Nowennę Pompejańską zaczynałam kilka razy i nie mogłam jej do końca odmówić. Miewałam spore przeciwności w modlitwie, aczkolwiek udało mi się odmówić niedawno swoją pierwszą Nowennę. Intencją było pozbycie się lęków przed ludźmi, panicznym obawianiem się otaczającego świata. Dokładnie po dwóch tygodniach od odmawiania Nowenny otrzymałam ogrom łask, które nie były do końca związane z moją główną intencją.A mianowicie otrzymałam staż z późniejszym zatrudnieniem, gdzie wcześniej borykałam się z szukaniem pracy przez okres 7 miesięcy.

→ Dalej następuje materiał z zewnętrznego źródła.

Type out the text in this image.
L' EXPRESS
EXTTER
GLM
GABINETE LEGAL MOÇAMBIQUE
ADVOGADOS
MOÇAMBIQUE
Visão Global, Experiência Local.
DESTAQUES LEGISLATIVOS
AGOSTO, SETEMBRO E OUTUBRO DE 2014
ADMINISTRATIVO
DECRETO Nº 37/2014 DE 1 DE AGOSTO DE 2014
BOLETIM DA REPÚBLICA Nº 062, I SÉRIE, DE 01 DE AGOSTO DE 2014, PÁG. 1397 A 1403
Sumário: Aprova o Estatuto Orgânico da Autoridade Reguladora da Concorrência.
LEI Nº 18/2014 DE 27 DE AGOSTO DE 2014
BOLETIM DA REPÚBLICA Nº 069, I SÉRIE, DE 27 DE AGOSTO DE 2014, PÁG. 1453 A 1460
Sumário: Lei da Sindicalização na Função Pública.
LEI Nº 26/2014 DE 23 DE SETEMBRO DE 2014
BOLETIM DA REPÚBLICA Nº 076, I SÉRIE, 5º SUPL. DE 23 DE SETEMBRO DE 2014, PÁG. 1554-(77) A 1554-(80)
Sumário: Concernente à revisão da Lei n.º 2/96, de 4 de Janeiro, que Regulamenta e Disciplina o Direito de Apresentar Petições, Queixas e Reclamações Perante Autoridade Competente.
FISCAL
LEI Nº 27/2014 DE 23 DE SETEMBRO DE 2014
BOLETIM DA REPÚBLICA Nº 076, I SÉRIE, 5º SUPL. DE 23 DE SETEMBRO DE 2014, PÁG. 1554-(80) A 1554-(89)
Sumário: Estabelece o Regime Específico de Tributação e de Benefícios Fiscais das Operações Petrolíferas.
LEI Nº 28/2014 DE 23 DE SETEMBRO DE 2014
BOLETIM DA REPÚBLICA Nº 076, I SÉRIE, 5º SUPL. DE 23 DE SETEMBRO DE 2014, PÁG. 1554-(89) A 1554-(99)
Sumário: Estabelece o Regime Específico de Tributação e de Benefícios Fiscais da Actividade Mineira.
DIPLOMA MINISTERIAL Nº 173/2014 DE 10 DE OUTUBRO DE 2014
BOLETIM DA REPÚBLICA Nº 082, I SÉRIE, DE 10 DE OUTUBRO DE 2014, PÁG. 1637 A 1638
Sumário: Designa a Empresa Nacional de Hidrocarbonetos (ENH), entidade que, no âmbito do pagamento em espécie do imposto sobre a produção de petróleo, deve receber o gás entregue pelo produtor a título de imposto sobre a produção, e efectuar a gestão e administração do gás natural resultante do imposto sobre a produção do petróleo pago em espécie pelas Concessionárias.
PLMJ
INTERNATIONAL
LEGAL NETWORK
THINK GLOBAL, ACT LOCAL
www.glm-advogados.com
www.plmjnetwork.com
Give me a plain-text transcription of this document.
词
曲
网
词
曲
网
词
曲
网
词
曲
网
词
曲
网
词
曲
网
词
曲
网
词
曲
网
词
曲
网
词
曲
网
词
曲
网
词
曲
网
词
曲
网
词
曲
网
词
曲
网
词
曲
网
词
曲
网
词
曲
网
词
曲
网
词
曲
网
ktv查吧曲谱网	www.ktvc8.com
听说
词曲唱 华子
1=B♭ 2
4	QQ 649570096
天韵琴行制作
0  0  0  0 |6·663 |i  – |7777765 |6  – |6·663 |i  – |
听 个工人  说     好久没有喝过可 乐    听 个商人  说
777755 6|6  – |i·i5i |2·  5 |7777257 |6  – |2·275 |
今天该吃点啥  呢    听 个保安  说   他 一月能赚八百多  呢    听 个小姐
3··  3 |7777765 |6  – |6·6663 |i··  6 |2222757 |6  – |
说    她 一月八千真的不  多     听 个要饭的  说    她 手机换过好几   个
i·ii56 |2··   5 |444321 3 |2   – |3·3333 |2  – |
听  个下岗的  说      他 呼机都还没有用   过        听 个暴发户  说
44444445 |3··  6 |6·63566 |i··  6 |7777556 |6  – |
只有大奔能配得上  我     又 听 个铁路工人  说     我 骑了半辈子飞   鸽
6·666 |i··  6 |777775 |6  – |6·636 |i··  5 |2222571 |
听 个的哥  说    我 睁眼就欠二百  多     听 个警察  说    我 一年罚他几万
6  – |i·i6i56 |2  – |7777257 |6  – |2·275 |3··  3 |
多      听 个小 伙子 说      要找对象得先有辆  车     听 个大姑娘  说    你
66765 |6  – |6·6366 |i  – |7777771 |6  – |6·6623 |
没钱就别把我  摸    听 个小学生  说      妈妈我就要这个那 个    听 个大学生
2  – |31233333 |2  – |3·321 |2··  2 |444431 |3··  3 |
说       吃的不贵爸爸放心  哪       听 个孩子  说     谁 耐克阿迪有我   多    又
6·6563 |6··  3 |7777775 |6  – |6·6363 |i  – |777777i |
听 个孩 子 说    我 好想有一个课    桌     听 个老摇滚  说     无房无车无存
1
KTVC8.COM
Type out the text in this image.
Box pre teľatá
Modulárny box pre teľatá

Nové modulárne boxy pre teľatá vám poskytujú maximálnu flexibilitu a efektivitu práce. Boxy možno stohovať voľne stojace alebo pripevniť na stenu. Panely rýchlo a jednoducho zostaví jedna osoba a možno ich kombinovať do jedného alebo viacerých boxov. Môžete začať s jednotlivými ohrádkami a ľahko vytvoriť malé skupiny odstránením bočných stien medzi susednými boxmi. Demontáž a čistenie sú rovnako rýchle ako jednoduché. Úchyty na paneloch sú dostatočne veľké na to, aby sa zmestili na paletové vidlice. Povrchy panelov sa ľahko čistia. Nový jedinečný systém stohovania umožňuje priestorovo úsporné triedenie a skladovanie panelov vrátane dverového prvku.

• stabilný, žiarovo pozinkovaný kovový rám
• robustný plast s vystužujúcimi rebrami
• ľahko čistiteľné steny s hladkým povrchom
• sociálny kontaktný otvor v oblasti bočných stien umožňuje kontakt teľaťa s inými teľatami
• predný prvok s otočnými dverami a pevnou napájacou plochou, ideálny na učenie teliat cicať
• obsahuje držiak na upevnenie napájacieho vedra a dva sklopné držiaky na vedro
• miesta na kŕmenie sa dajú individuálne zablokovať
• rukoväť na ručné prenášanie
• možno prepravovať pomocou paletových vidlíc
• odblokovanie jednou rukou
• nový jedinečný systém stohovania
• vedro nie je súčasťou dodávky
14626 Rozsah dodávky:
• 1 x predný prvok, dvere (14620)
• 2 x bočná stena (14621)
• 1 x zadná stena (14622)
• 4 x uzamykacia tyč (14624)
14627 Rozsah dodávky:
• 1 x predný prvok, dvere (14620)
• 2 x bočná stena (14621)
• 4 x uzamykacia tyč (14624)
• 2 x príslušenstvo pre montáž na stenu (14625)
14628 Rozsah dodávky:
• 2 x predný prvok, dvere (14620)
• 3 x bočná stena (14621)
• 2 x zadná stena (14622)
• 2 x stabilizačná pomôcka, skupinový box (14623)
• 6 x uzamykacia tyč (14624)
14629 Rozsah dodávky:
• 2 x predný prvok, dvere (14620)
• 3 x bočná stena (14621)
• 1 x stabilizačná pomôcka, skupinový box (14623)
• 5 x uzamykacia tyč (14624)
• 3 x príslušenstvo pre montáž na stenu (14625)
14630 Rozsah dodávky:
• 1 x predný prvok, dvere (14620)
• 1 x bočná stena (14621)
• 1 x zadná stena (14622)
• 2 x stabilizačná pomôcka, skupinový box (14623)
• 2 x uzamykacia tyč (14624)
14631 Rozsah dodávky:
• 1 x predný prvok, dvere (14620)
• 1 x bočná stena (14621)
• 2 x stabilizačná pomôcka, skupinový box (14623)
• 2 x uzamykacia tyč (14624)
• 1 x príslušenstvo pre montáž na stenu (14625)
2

Moje relacje z ludźmi stały się teraz pozytywne. Kocham i szanuję siebie, co pozwala mi też kochać ludzi. Lęki minęły – co najważniejsze i staram się pozytywnie myśleć o sobie i o otaczającym mnie świecie. To jest WIELKI CUD, co się wydarzyło. Zaczynam właśnie drugą Nowennę w innej intencji. Myślę, że Matka Boża mnie nie opuści i z pewnością ponownie wysłucha. Trwajcie w modlitwie !!!
Wspaniała modlitwa odmawiam już ponad 3 lat kocham MAryje i jej różaniec zachęcam wszystkich i życzę wytrwalosci
Tytuł tego świadectwa mnie lekko zszokował, nowenna pompejańska i coś co dotyczy także mnie. Jeśli nadal chcesz iść drogą w której chcesz pracować nad swoimi lękami i trudnościami w relacjach, przy udziale Boga to poszukaj informacji o Strumieniach Życia, polecam – nie wiem czy w Kościele w Polsce jest jakieś inne miejsce o takim „profilu”
Kto moze odmawiac Nowenne?
To świadectwo daje mi dużo siły i nadziei. Mam podobnie, nawet jestem Twoją imienniczką 🙂 Chwała Panu!
Dziękuję za wsparcie w komentarzu 🙂 To właśnie moje świadectwo.